Para cobrar una de las dos pensiones no contributivas que existen en España, los usuarios deben cumplir ciertos requisitos. En 2025, su cuantía básica se sitúa en los 517,90 euros mensuales, repartidos en 14 pagas anuales, según lo establecido por el IMSERSO (Instituto de Mayores y Servicios Sociales).
Sin embargo, hay situaciones que generan dudas, como cuando varias personas con derecho a cobrar la pensión viven en el mismo domicilio.

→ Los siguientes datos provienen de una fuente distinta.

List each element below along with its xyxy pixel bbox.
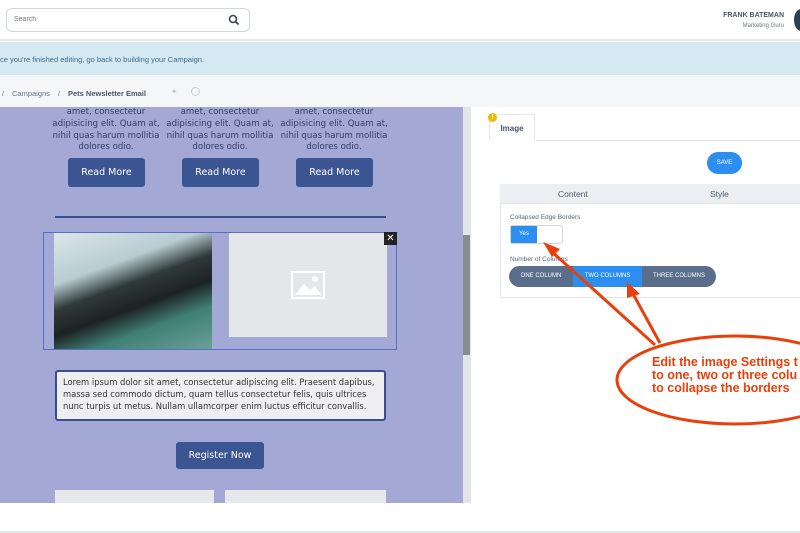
search-input[interactable] [14,16,214,23]
breadcrumb: / Campaigns / Pets Newsletter Email ✦ [0,75,800,107]
footer-bar [0,503,800,533]
column-text: amet, consectetur adipisicing elit. Quam… [52,107,160,153]
tab-divider [535,140,800,141]
email-canvas: amet, consectetur adipisicing elit. Quam… [0,107,463,503]
breadcrumb-separator: / [58,89,61,98]
callout-text: Edit the image Settings t to one, two or… [652,355,798,395]
toggle-yes[interactable]: Yes [511,226,537,243]
option-three-columns[interactable]: THREE COLUMNS [642,266,716,287]
search-box[interactable] [6,8,250,32]
user-role: Marketing Guru [742,23,784,29]
register-now-button[interactable]: Register Now [176,442,264,469]
read-more-button[interactable]: Read More [68,158,145,187]
image-icon [291,271,325,299]
column-text: amet, consectetur adipisicing elit. Quam… [280,107,388,153]
user-name: FRANK BATEMAN [723,12,784,19]
content-block[interactable] [225,490,386,503]
info-bar: ce you're finished editing, go back to b… [0,42,800,75]
top-header: FRANK BATEMAN Marketing Guru [0,0,800,41]
column-text: amet, consectetur adipisicing elit. Quam… [166,107,274,153]
columns-selector[interactable]: ONE COLUMN TWO COLUMNS THREE COLUMNS [509,266,716,287]
settings-panel: Image ! SAVE Content Style Collapsed Edg… [470,107,800,503]
collapsed-borders-label: Collapsed Edge Borders [510,214,581,221]
columns-label: Number of Columns [510,256,568,263]
warning-icon: ! [488,113,497,122]
subtabs: Content Style [500,184,800,204]
image-block-selected[interactable]: ✕ [43,232,397,350]
option-one-column[interactable]: ONE COLUMN [509,266,573,287]
info-text: ce you're finished editing, go back to b… [0,55,205,64]
content-settings: Collapsed Edge Borders Yes Number of Col… [500,204,800,298]
tab-content[interactable]: Content [558,189,588,199]
read-more-button[interactable]: Read More [296,158,373,187]
breadcrumb-separator: / [2,89,5,98]
save-button[interactable]: SAVE [707,152,742,174]
read-more-button[interactable]: Read More [182,158,259,187]
breadcrumb-current: Pets Newsletter Email [68,89,146,98]
collapsed-borders-toggle[interactable]: Yes [510,225,563,244]
scrollbar-thumb[interactable] [463,235,470,355]
close-icon[interactable]: ✕ [384,232,397,245]
divider [55,216,386,218]
dog-photo[interactable] [54,233,212,349]
pin-icon[interactable]: ✦ [171,87,177,96]
breadcrumb-campaigns[interactable]: Campaigns [12,89,50,98]
clock-icon[interactable] [191,87,200,96]
canvas-scrollbar[interactable] [463,107,470,503]
avatar[interactable] [794,9,800,31]
option-two-columns[interactable]: TWO COLUMNS [573,266,642,287]
content-block[interactable] [55,490,214,503]
image-placeholder[interactable] [229,233,387,337]
tab-style[interactable]: Style [710,189,729,199]
text-block[interactable]: Lorem ipsum dolor sit amet, consectetur … [55,370,386,421]
search-icon[interactable] [228,14,240,26]
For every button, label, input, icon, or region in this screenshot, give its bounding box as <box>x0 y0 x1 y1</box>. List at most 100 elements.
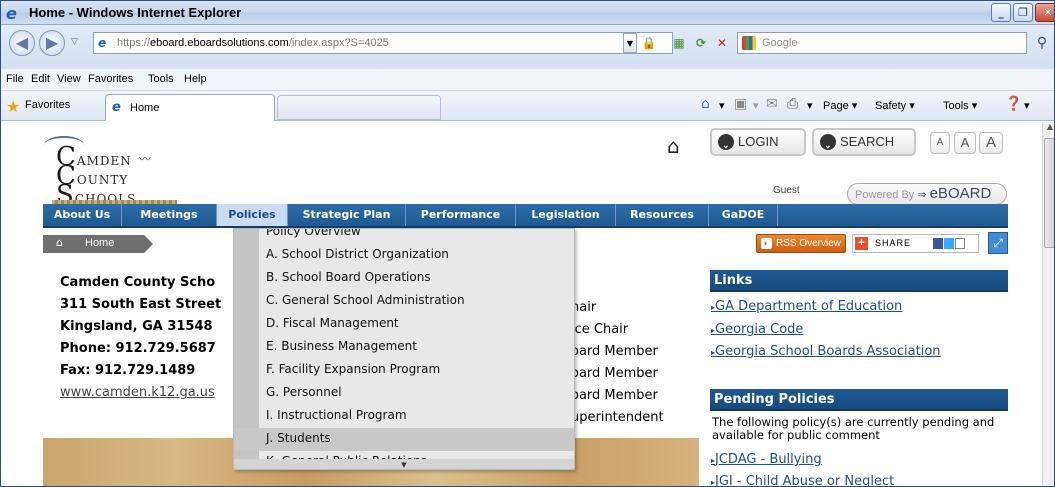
dropdown-item-j[interactable]: J. Students <box>234 428 574 451</box>
back-button[interactable]: ◀ <box>9 30 35 56</box>
safety-menu[interactable]: Safety ▾ <box>875 99 915 112</box>
nav-resources[interactable]: Resources <box>616 204 709 226</box>
nav-legislation[interactable]: Legislation <box>516 204 616 226</box>
dropdown-item-i[interactable]: I. Instructional Program <box>234 405 574 428</box>
forward-button[interactable]: ▶ <box>39 30 65 56</box>
url-host: eboard.eboardsolutions.com <box>150 37 289 49</box>
url-path: /index.aspx?S=4025 <box>288 37 389 49</box>
logo-line1: AMDEN <box>76 154 132 168</box>
dropdown-item-d[interactable]: D. Fiscal Management <box>234 313 574 336</box>
address-dropdown-icon[interactable]: ▼ <box>623 33 637 53</box>
menu-favorites[interactable]: Favorites <box>88 73 133 85</box>
close-button[interactable]: ✕ <box>1035 3 1054 22</box>
nav-meetings[interactable]: Meetings <box>122 204 217 226</box>
link-ga-doe[interactable]: ▸GA Department of Education <box>711 299 902 314</box>
search-icon[interactable]: ⚲ <box>1031 32 1053 54</box>
link-gsba[interactable]: ▸Georgia School Boards Association <box>711 344 941 359</box>
nav-policies[interactable]: Policies <box>217 204 288 226</box>
nav-gadoe[interactable]: GaDOE <box>709 204 778 226</box>
share-button[interactable]: + SHARE <box>852 234 979 253</box>
guest-label: Guest <box>773 185 800 196</box>
search-placeholder: Google <box>762 37 798 49</box>
refresh-icon[interactable]: ⟳ <box>692 33 710 53</box>
page-menu[interactable]: Page ▾ <box>823 99 857 112</box>
breadcrumb[interactable]: ⌂ Home <box>43 235 153 253</box>
new-tab-button[interactable] <box>277 95 441 120</box>
tab-home[interactable]: e Home <box>105 94 275 121</box>
tab-label: Home <box>130 102 160 114</box>
rss-overview-button[interactable]: ◗ RSS Overview <box>756 234 846 253</box>
feeds-icon[interactable]: ▣ <box>734 96 747 112</box>
powered-by-eboard[interactable]: Powered By ⇒ eBOARD <box>847 183 1007 205</box>
search-button[interactable]: ⌄ SEARCH <box>812 128 916 156</box>
email-icon[interactable] <box>955 238 965 249</box>
link-georgia-code[interactable]: ▸Georgia Code <box>711 322 803 337</box>
scroll-thumb[interactable] <box>1044 138 1054 248</box>
dropdown-item-c[interactable]: C. General School Administration <box>234 290 574 313</box>
nav-performance[interactable]: Performance <box>406 204 516 226</box>
stop-icon[interactable]: ✕ <box>713 33 731 53</box>
dropdown-item-f[interactable]: F. Facility Expansion Program <box>234 359 574 382</box>
favorites-bar: ★ Favorites e Home ⌂ ▾ ▣ ▾ ✉ ⎙ ▾ Page ▾ … <box>1 91 1054 121</box>
menu-file[interactable]: File <box>6 73 24 85</box>
font-size-medium-button[interactable]: A <box>954 132 976 154</box>
facebook-icon[interactable] <box>933 238 943 249</box>
district-name: Camden County Scho <box>60 275 216 290</box>
dropdown-item-b[interactable]: B. School Board Operations <box>234 267 574 290</box>
menu-edit[interactable]: Edit <box>31 73 50 85</box>
plus-icon: + <box>855 237 868 250</box>
search-input[interactable]: Google <box>737 32 1027 54</box>
dropdown-item-a[interactable]: A. School District Organization <box>234 244 574 267</box>
favorites-button[interactable]: Favorites <box>25 99 70 111</box>
tools-menu[interactable]: Tools ▾ <box>943 99 977 112</box>
dropdown-item-e[interactable]: E. Business Management <box>234 336 574 359</box>
dropdown-item-g[interactable]: G. Personnel <box>234 382 574 405</box>
web-page: CAMDEN COUNTY SCHOOLS 〰 ⌂ ⌄ LOGIN ⌄ SEARCH… <box>11 122 1041 486</box>
help-icon[interactable]: ❓ <box>1005 96 1022 112</box>
dropdown-item-policy-overview[interactable]: Policy Overview <box>234 229 574 244</box>
menu-bar: File Edit View Favorites Tools Help <box>1 69 1054 91</box>
pending-policy-link[interactable]: ▸JCDAG - Bullying <box>711 452 822 467</box>
phone: Phone: 912.729.5687 <box>60 341 216 356</box>
home-icon[interactable]: ⌂ <box>667 134 680 158</box>
website-link[interactable]: www.camden.k12.ga.us <box>60 382 221 404</box>
board-roles: hair ice Chair oard Member oard Member o… <box>571 297 664 429</box>
board-role: oard Member <box>571 366 658 381</box>
menu-help[interactable]: Help <box>184 73 207 85</box>
lock-icon[interactable]: 🔒 <box>640 33 658 53</box>
eboard-logo-icon: ⇒ <box>917 189 927 201</box>
pending-description: The following policy(s) are currently pe… <box>712 415 995 442</box>
camden-county-schools-logo[interactable]: CAMDEN COUNTY SCHOOLS 〰 <box>44 130 204 208</box>
read-mail-icon[interactable]: ✉ <box>766 96 778 112</box>
breadcrumb-home: Home <box>85 237 115 249</box>
board-role: oard Member <box>571 344 658 359</box>
chevron-down-icon: ⌄ <box>824 140 832 150</box>
google-icon <box>742 36 756 50</box>
maximize-button[interactable]: ❐ <box>1013 3 1033 22</box>
scroll-up-icon[interactable]: ▲ <box>1044 122 1054 136</box>
compatibility-view-icon[interactable]: ▦ <box>670 33 688 53</box>
board-role: oard Member <box>571 388 658 403</box>
main-nav: About Us Meetings Policies Strategic Pla… <box>43 204 1008 228</box>
pending-policy-link[interactable]: ▸JGI - Child Abuse or Neglect <box>711 474 894 486</box>
policies-dropdown: Policy Overview A. School District Organ… <box>233 228 575 470</box>
twitter-icon[interactable] <box>944 238 954 249</box>
menu-tools[interactable]: Tools <box>148 73 174 85</box>
font-size-large-button[interactable]: A <box>979 132 1003 154</box>
address-field[interactable]: e https://eboard.eboardsolutions.com/ind… <box>93 32 673 54</box>
font-size-small-button[interactable]: A <box>930 132 950 154</box>
links-header: Links <box>710 270 1008 292</box>
expand-icon[interactable]: ⤢ <box>988 232 1008 254</box>
scroll-down-icon[interactable]: ▼ <box>234 459 574 469</box>
nav-strategic-plan[interactable]: Strategic Plan <box>288 204 406 226</box>
login-button[interactable]: ⌄ LOGIN <box>710 128 806 156</box>
history-dropdown-icon[interactable]: ▽ <box>71 37 78 47</box>
vertical-scrollbar[interactable]: ▲ <box>1042 122 1054 486</box>
menu-view[interactable]: View <box>57 73 81 85</box>
minimize-button[interactable]: _ <box>991 3 1011 22</box>
favorites-star-icon[interactable]: ★ <box>6 97 20 116</box>
nav-about-us[interactable]: About Us <box>43 204 122 226</box>
ie-logo-icon: e <box>6 4 17 23</box>
print-icon[interactable]: ⎙ <box>787 96 798 112</box>
home-icon[interactable]: ⌂ <box>701 96 710 112</box>
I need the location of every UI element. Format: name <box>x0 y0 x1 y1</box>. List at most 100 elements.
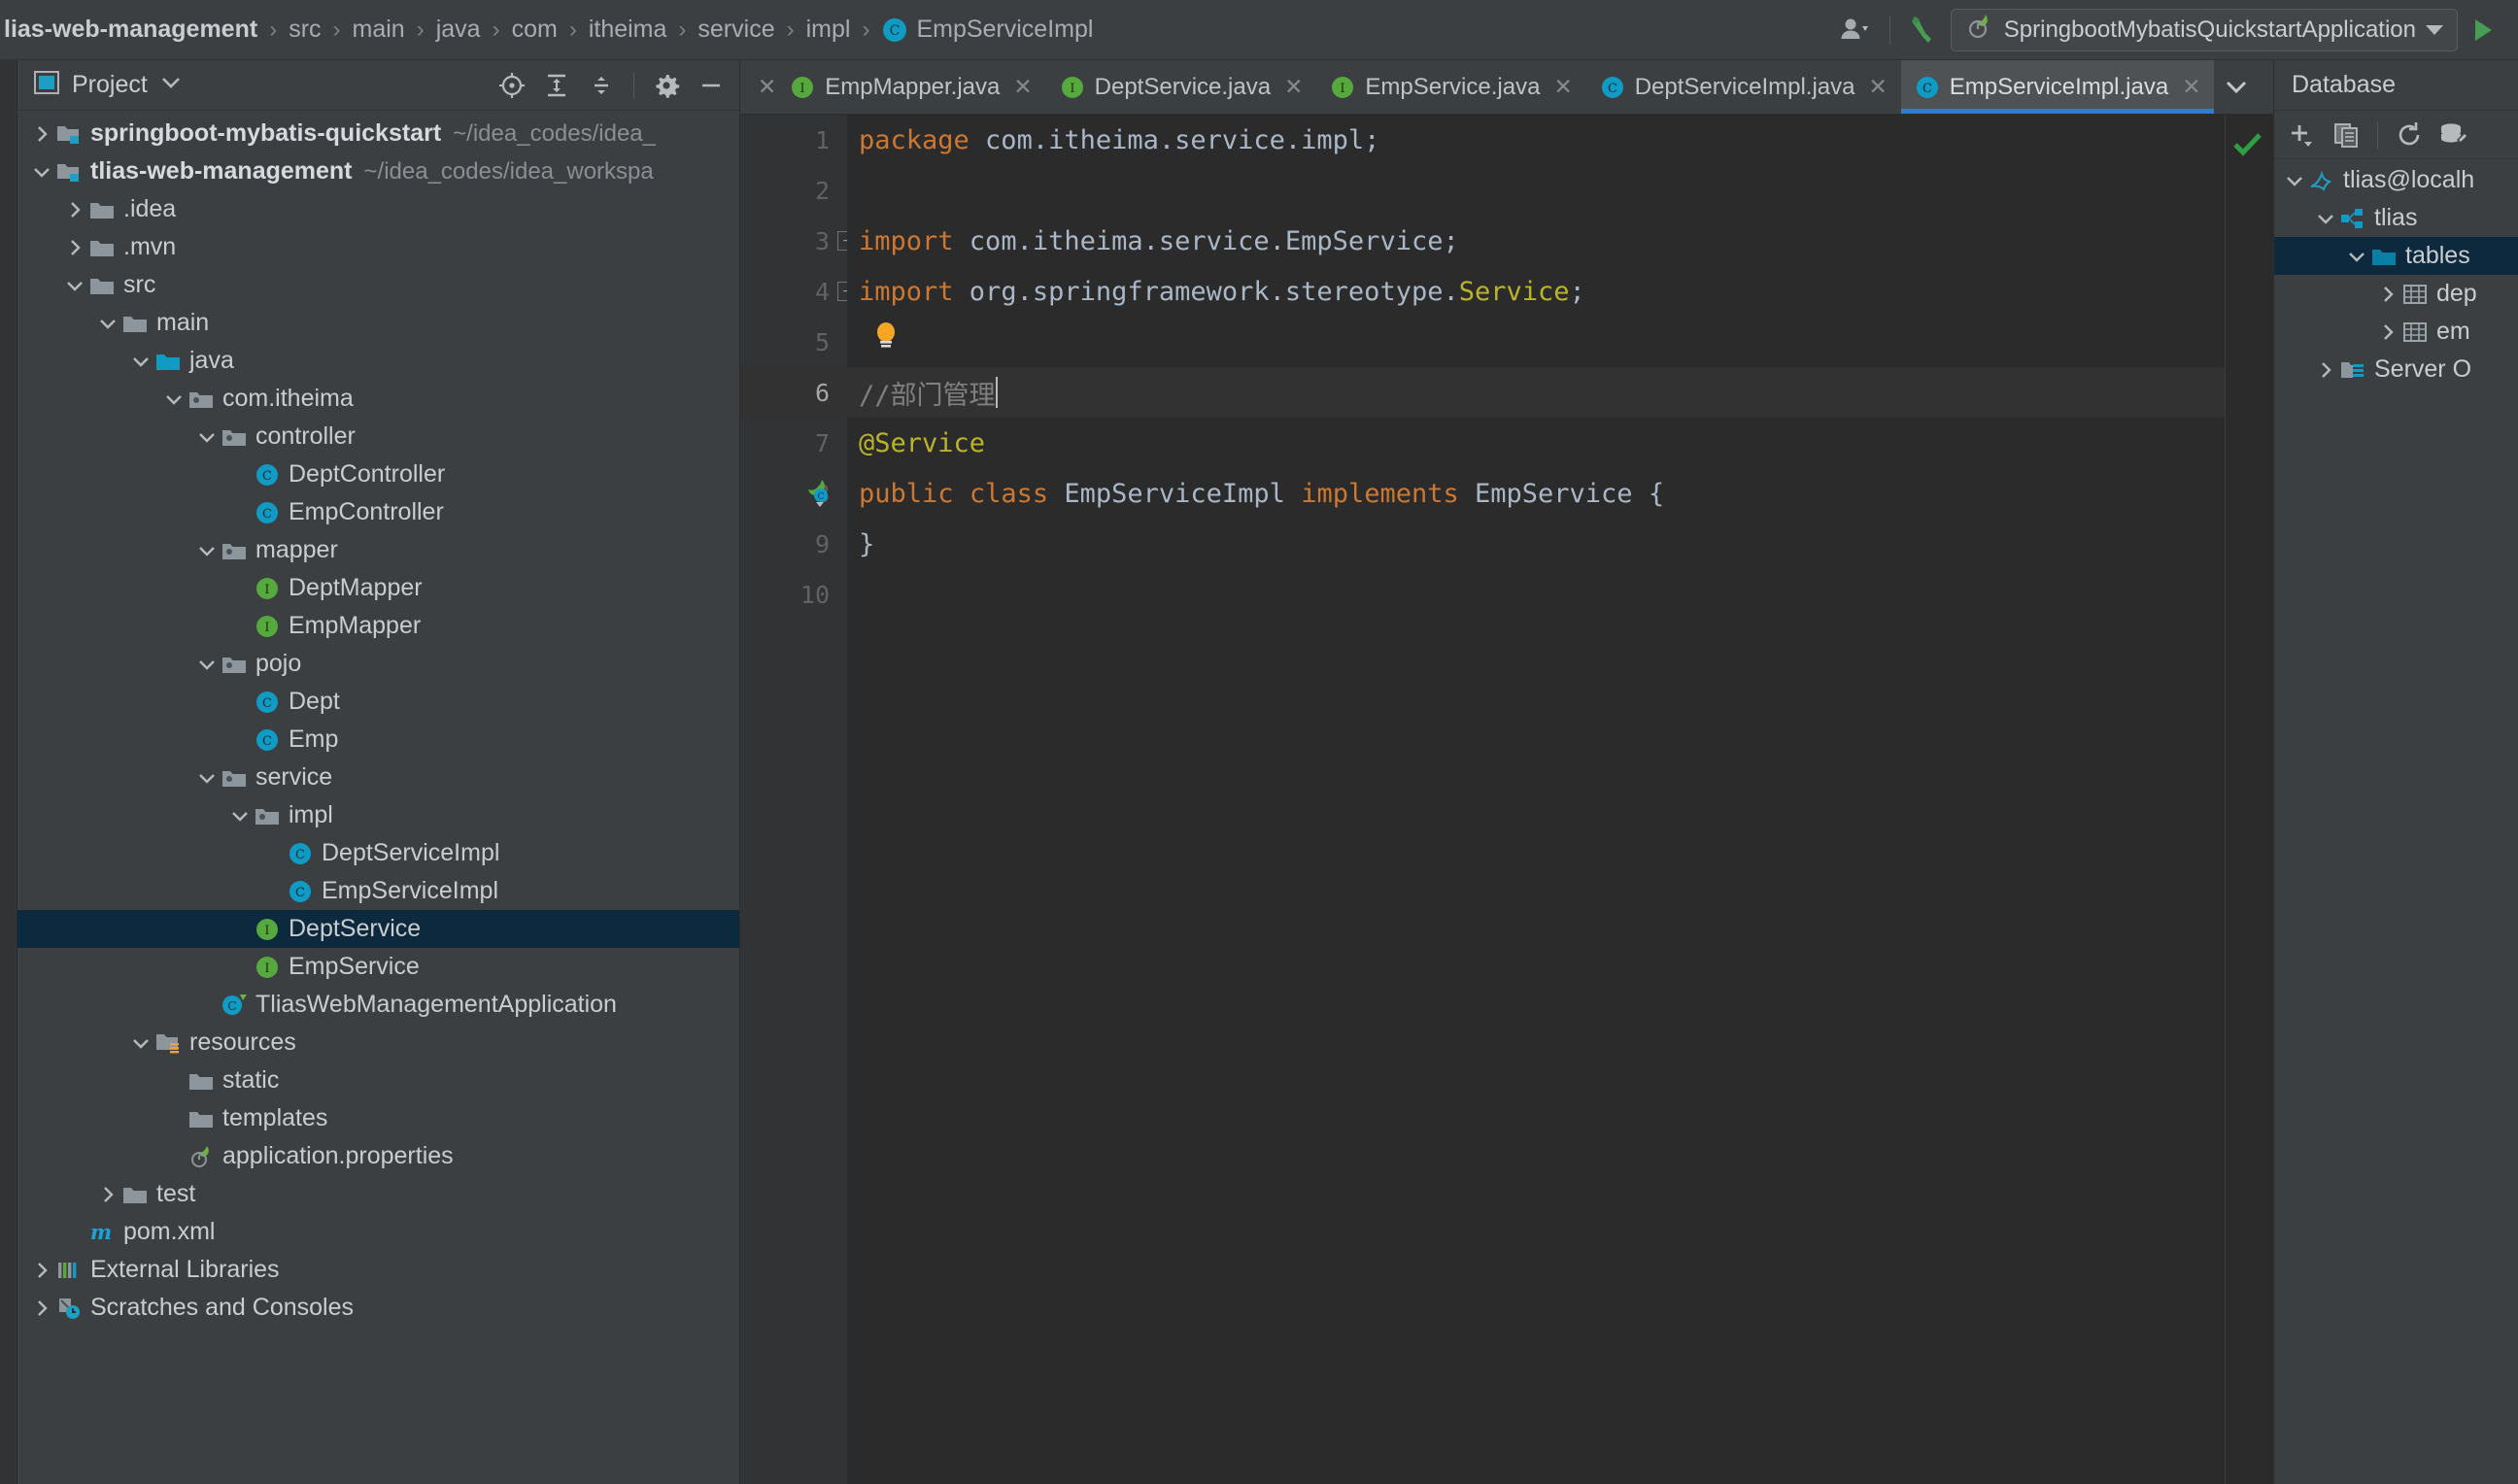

Ignacio Solsona, abogado laboral y de la Seguridad Social, aclara: «Cuando dos o más beneficiarios conviven en el mismo hogar, el importe individual de la pensión no contributiva puede verse reducido, ya que se considera que existe una economía compartida”, afirma.
Derecho a la pensión no contributiva en el mismo domicilio
En caso de que dos personas que convivan en el mismo domicilio tengan derecho a una pensión no contributiva, la Seguridad Social calcula en conjunto para determinar el importe individual que corresponde a cada una.
Es decir, según la normativa vigente de la Administración en España, si dos beneficiarios viven en el mismo domicilio, la cuantía se ajusta para evitar duplicidades en el apoyo económico.
En 2025, si en una misma unidad de convivencia hay dos beneficiarios, cada uno percibirá el 85% del importe íntegro, lo que equivale a 440,21 € mensuales. Si son tres o más, se reduce al 75% por persona, es decir, 388,42 € al mes.
Tal y como señala Ignacio Solsona: “El Estado entiende que los gastos comunes como vivienda o suministros se comparten, por lo que se ajusta la pensión para distribuir mejor los recursos públicos”.
¿Qué debes hacer para no perder la pensión?
Cada año, los beneficiarios de una pensión no contributiva deben declarar sus ingresos y situación personal, para seguir cobrando la ayuda del IMSERSO. De esta forma, el Estado garantiza que solo perciben la ayuda quienes cumplen la normativa. La Administración realiza controles periódicos sobre:
- Ingresos del solicitante y convivientes.
- Número de personas en el hogar.
- Cambios en la situación familiar o patrimonial.
Además, Ignacio Solsona recuerda: “Cualquier modificación, como el fallecimiento de un conviviente o la incorporación de nuevos ingresos, debe notificarse en un plazo razonable”. No hacerlo podría derivar en sanciones o incluso en la pérdida retroactiva de la pensión.
Si quieres más información, te recomendamos que consultes en la web oficial del IMSERSO las compatibilidades, extinción o requisitos de ambas prestaciones. Así conocerás todos los recursos que tienen disponibles en caso de necesidad.